O plano de carreira dos profissionais da rede estadual foi definido pela lei estadual 668 de 2015. Em dados atualizados para 2017 – que já registrou um reajuste parcial em maio – o vencimento inicial do professor estadual é entre R$ 2.397,23 (para quem tem apenas ensino médio) e R$ 4.610,99 (para quem tem doutorado).

– A gente conhece a realidade dos outros Estados e sabe, por exemplo, que Paraná e Mato Grosso estão quase estourando o limite do que podem pagar. O salário é pago de acordo com a capacidade financeira de cada órgão. Não tem como ser diferente – argumenta. 

Kruger ressalta que além do reajuste de maio, a lei de 668 prevê uma segunda parcela para novembro, o que deve elevar o teto para quem tem doutorado para R$ 4.735,77 mais gratificações. 

Para o próximo ano, a norma ainda prevê novos reajustes em duas parcelas, em maio e novembro, totalizando 5%, além de compensação com o Fundo de Manutenção e Desenvolvimento da Educação Básica e de Valorização dos Profissionais da Educação (Fundeb), que poderá variar de 1% a 5% se o gasto da secretaria com salários em 2017 for inferior a 90% do montante arrecadado pelo fundo até 31 de dezembro deste ano.

Valor ainda é inferior ao de outros profissionais com formação equivalente

Tanto os planos nacional quanto estadual de educação preveem metas para valorização da carreira do professor.
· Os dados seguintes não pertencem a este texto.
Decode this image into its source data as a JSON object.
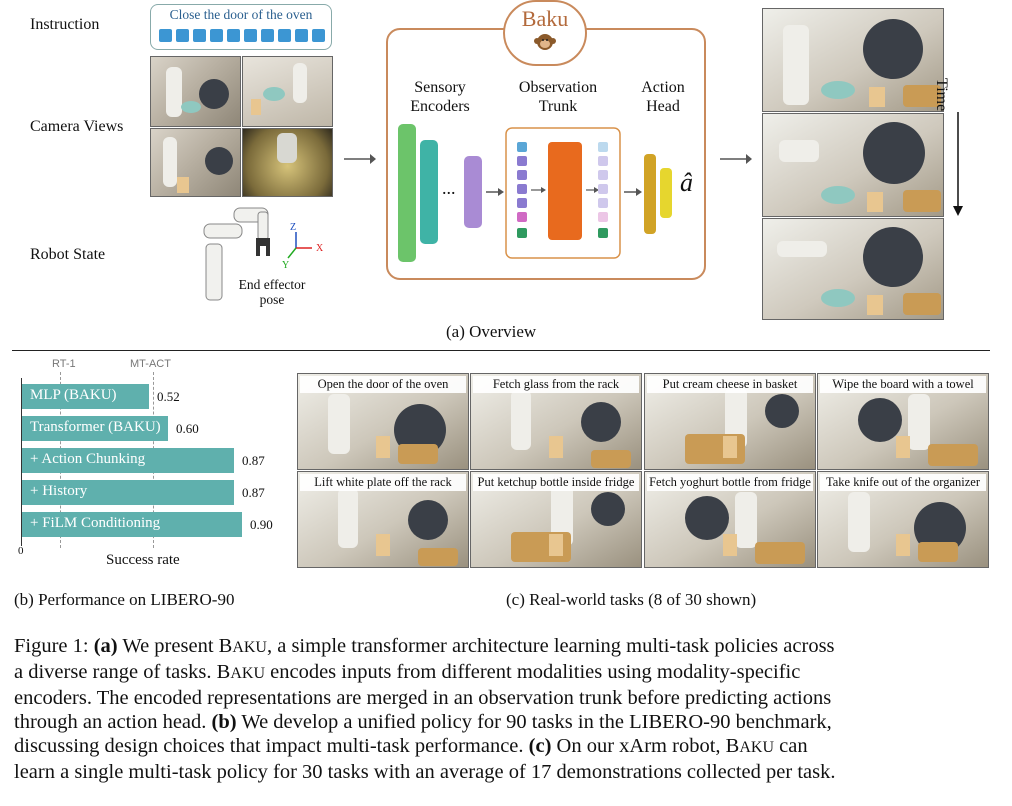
{
  "overview": {
    "row_labels": {
      "instruction": "Instruction",
      "camera": "Camera Views",
      "robot": "Robot State"
    },
    "instruction_text": "Close the door of the oven",
    "end_effector": [
      "End effector",
      "pose"
    ],
    "axes": {
      "z": "Z",
      "x": "X",
      "y": "Y"
    },
    "baku_title": "Baku",
    "modules": {
      "encoders": [
        "Sensory",
        "Encoders"
      ],
      "trunk": [
        "Observation",
        "Trunk"
      ],
      "head": [
        "Action",
        "Head"
      ]
    },
    "ellipsis": "...",
    "action_symbol": "â",
    "time_label": "Time",
    "subcaption": "(a) Overview"
  },
  "performance": {
    "subcaption": "(b) Performance on LIBERO-90",
    "xlabel": "Success rate",
    "zero_tick": "0",
    "refs": [
      "RT-1",
      "MT-ACT"
    ]
  },
  "chart_data": {
    "type": "bar",
    "orientation": "horizontal",
    "categories": [
      "MLP (BAKU)",
      "Transformer (BAKU)",
      "+ Action Chunking",
      "+ History",
      "+ FiLM Conditioning"
    ],
    "values": [
      0.52,
      0.6,
      0.87,
      0.87,
      0.9
    ],
    "value_labels": [
      "0.52",
      "0.60",
      "0.87",
      "0.87",
      "0.90"
    ],
    "xlabel": "Success rate",
    "xlim": [
      0,
      1.0
    ],
    "reference_lines": [
      {
        "name": "RT-1"
      },
      {
        "name": "MT-ACT"
      }
    ],
    "color": "#5fb0ad"
  },
  "realworld": {
    "subcaption": "(c) Real-world tasks (8 of 30 shown)",
    "tasks": [
      "Open the door of the oven",
      "Fetch glass from the rack",
      "Put cream cheese in basket",
      "Wipe the board with a towel",
      "Lift white plate off the rack",
      "Put ketchup bottle inside fridge",
      "Fetch yoghurt bottle from fridge",
      "Take knife out of the organizer"
    ]
  },
  "caption": {
    "lines": [
      [
        "Figure 1: ",
        "(a)",
        " We present B",
        "AKU",
        ", a simple transformer architecture learning multi-task policies across"
      ],
      [
        "a diverse range of tasks. B",
        "AKU",
        " encodes inputs from different modalities using modality-specific"
      ],
      [
        "encoders. The encoded representations are merged in an observation trunk before predicting actions"
      ],
      [
        "through an action head. ",
        "(b)",
        " We develop a unified policy for 90 tasks in the LIBERO-90 benchmark,"
      ],
      [
        "discussing design choices that impact multi-task performance. ",
        "(c)",
        " On our xArm robot, B",
        "AKU",
        " can"
      ],
      [
        "learn a single multi-task policy for 30 tasks with an average of 17 demonstrations collected per task."
      ]
    ]
  }
}
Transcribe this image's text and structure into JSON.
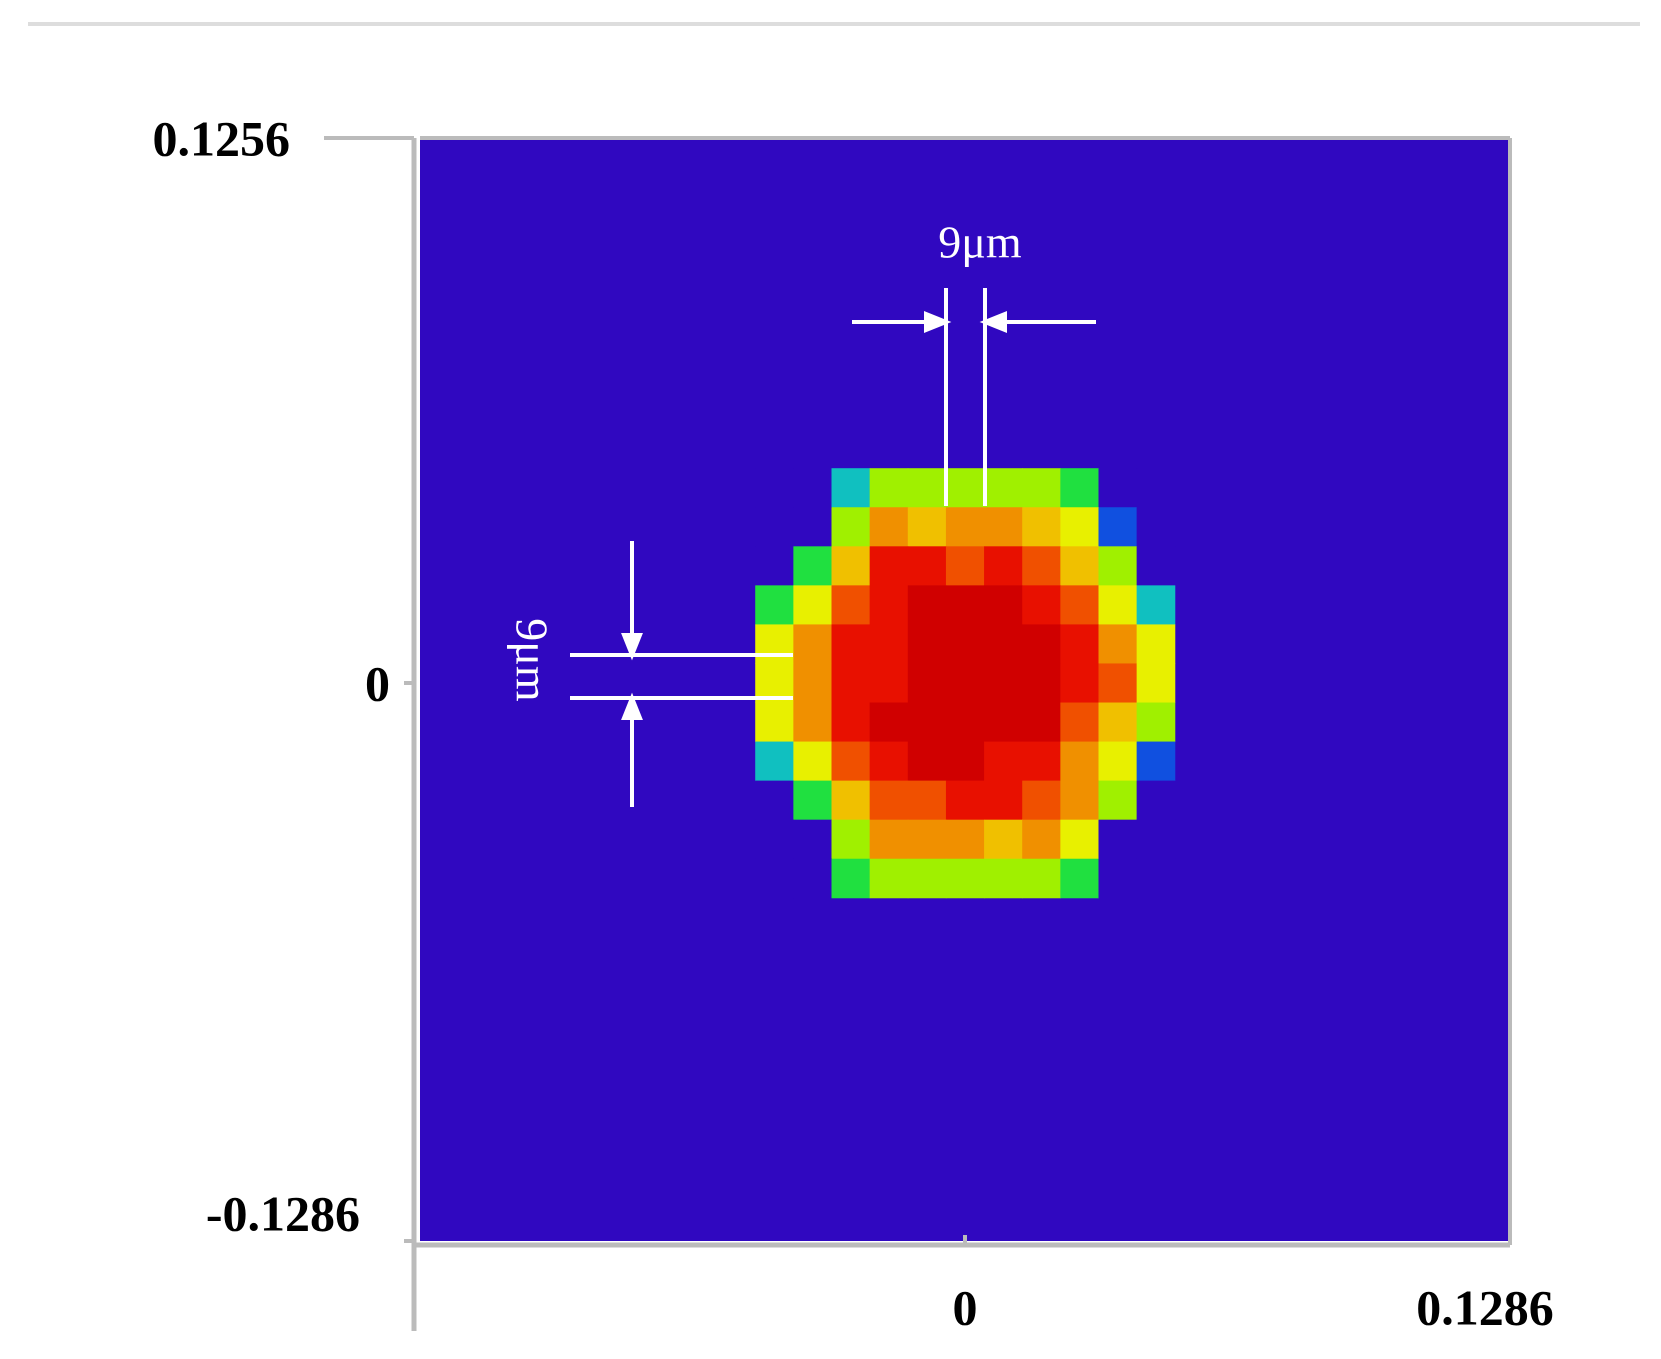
{
  "chart_data": {
    "type": "heatmap",
    "x": [
      -0.045,
      -0.036,
      -0.027,
      -0.018,
      -0.009,
      0,
      0.009,
      0.018,
      0.027,
      0.036,
      0.045
    ],
    "y": [
      0.045,
      0.036,
      0.027,
      0.018,
      0.009,
      0,
      -0.009,
      -0.018,
      -0.027,
      -0.036,
      -0.045
    ],
    "z": [
      [
        0,
        0,
        0.3,
        0.5,
        0.5,
        0.5,
        0.5,
        0.5,
        0.4,
        0,
        0
      ],
      [
        0,
        0,
        0.55,
        0.7,
        0.65,
        0.7,
        0.7,
        0.65,
        0.6,
        0.15,
        0
      ],
      [
        0,
        0.4,
        0.65,
        0.9,
        0.9,
        0.8,
        0.9,
        0.8,
        0.65,
        0.5,
        0
      ],
      [
        0.4,
        0.6,
        0.8,
        0.9,
        1,
        1,
        1,
        0.9,
        0.8,
        0.6,
        0.3
      ],
      [
        0.6,
        0.7,
        0.9,
        0.9,
        1,
        1,
        1,
        1,
        0.9,
        0.7,
        0.6
      ],
      [
        0.6,
        0.7,
        0.9,
        0.9,
        1,
        1,
        1,
        1,
        0.9,
        0.8,
        0.6
      ],
      [
        0.6,
        0.7,
        0.9,
        1,
        1,
        1,
        1,
        1,
        0.8,
        0.65,
        0.5
      ],
      [
        0.3,
        0.6,
        0.8,
        0.9,
        1,
        1,
        0.9,
        0.9,
        0.7,
        0.6,
        0.15
      ],
      [
        0,
        0.4,
        0.65,
        0.8,
        0.8,
        0.9,
        0.9,
        0.8,
        0.7,
        0.5,
        0
      ],
      [
        0,
        0,
        0.5,
        0.7,
        0.7,
        0.7,
        0.65,
        0.7,
        0.6,
        0,
        0
      ],
      [
        0,
        0,
        0.4,
        0.5,
        0.5,
        0.5,
        0.5,
        0.5,
        0.4,
        0,
        0
      ]
    ],
    "colorscale": [
      [
        0,
        "#3008c0"
      ],
      [
        0.15,
        "#1050e0"
      ],
      [
        0.3,
        "#10c0c0"
      ],
      [
        0.4,
        "#20e040"
      ],
      [
        0.5,
        "#a0f000"
      ],
      [
        0.6,
        "#e8f000"
      ],
      [
        0.65,
        "#f0c000"
      ],
      [
        0.7,
        "#f09000"
      ],
      [
        0.8,
        "#f05000"
      ],
      [
        0.9,
        "#e81000"
      ],
      [
        1,
        "#d00000"
      ]
    ],
    "xlim": [
      -0.1286,
      0.1286
    ],
    "xticks": [
      0,
      0.1286
    ],
    "ylim": [
      -0.1286,
      0.1256
    ],
    "yticks": [
      -0.1286,
      0,
      0.1256
    ],
    "annotations": [
      "9μm",
      "9μm"
    ]
  }
}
A meta 17 do estadual, aprovado em dezembro de 2015, prevê, além do plano de carreira, a equiparação até 2022 do rendimento médio dos professores a outros profissionais com escolaridade equivalente.

– O salário dos professores ainda está abaixo do que nós lutamos dentro do plano, para equiparação com os outros profissionais do mesmo nível de formação. Nós temos um estudo que diz que com a mesma graduação, os professores ganham entre 35% a 40% menos do que os demais profissionais em início de carreira – afirma o secretário de Assuntos Educacionais e Culturais do Sindicato dos professores do Estado (Sinte), Luiz Carlos Vieira.

Já na rede privada, os salários são ainda mais baixos. Na média, os professores recebiam em 2014 R$ 2.562 para 40 horas no Estado, 8º melhor índice do país. Profissionais com formação superior recebiam, no entanto, R$ 2,8 mil, o pior salário entre as regiões Sul e Sudeste, cuja média era R$ 3.138.